Education has the capacity to profoundly impact lives. This is why I continue to advocate its importance and believe that a nation must allocate as much resources as possible to this area.
Recently, I was at a forum with the World Bank senior economist for Malaysia, Frederico Gil Sander. Responding to a question, he said that the level of Malaysian household debt although concerning was not alarming. We should be more concerned about education if we want to remain competitive, especially since countries like Vietnam did better than us in international test scores such as Programme for International Student Assessment (PISA), he said.
As the World Bank pointed out in the "Malaysian Economic Monitor" titled "High Performing Education", Malaysia does well in terms of access to education but it has to make improvements when it comes to quality. Our Education Blueprint aims to do exactly this.
Education is imperative for our transition to a high-income nation with a minimum per capita income of US$15,000 (S$18,722) by 2020 and this is to be done in an inclusive and sustainable manner.
We need high quality leaders to move forward. Also, in becoming a more competitive nation, we need to not only attract talent but to build it continuously from within our own system.
The Education Blueprint provides the plan to do this holistically because we simply cannot afford to fix this problem in a piecemeal basis as we play catch-up with the rest of the world.
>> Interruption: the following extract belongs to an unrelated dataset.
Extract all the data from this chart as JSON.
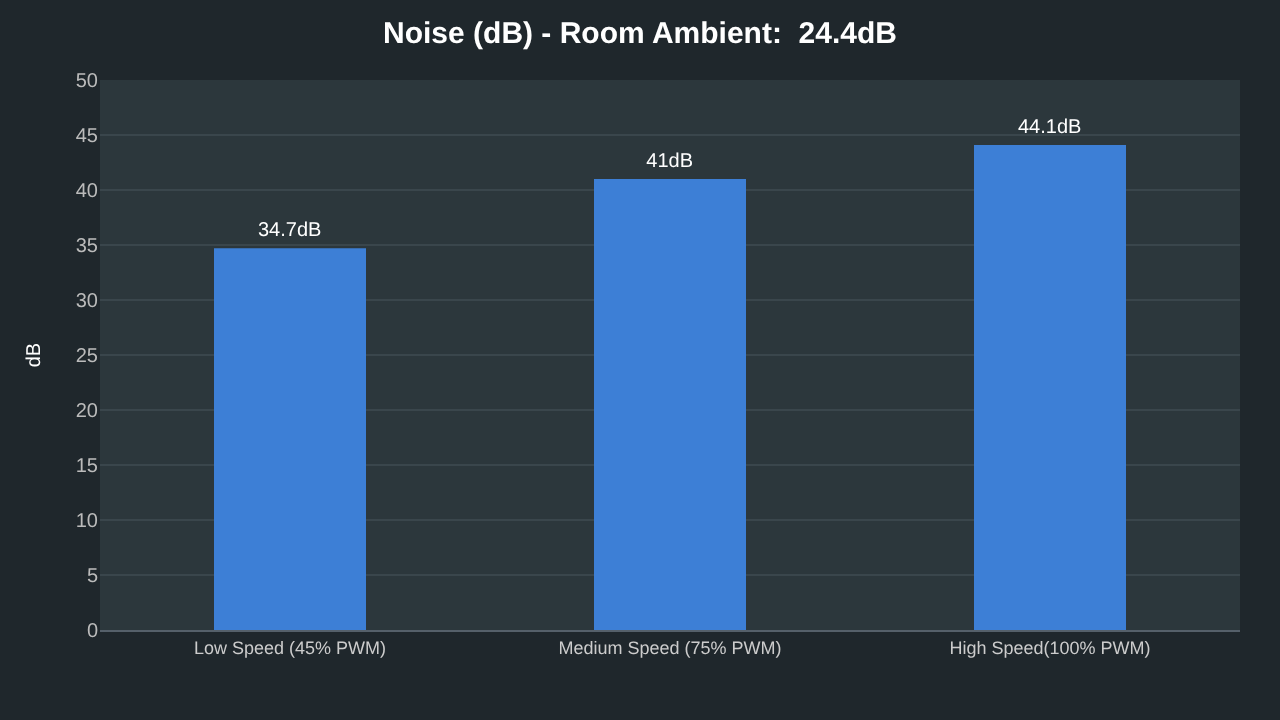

The Blueprint features 11 shifts to be undertaken:
·Equal access to education
·Ensure proficiency in Malay and English
·Make teaching a profession of choice
·Have high-performing school leaders
·Customise solutions based on needs
·Leverage ICT to scale up quality
·Transform delivery capabilities and capacity
·Partner with parents, community and private sector
·Maximise outcomes for every ringgit
·Increase transparency for accountability
However, a strategy document alone is not enough to ensure success.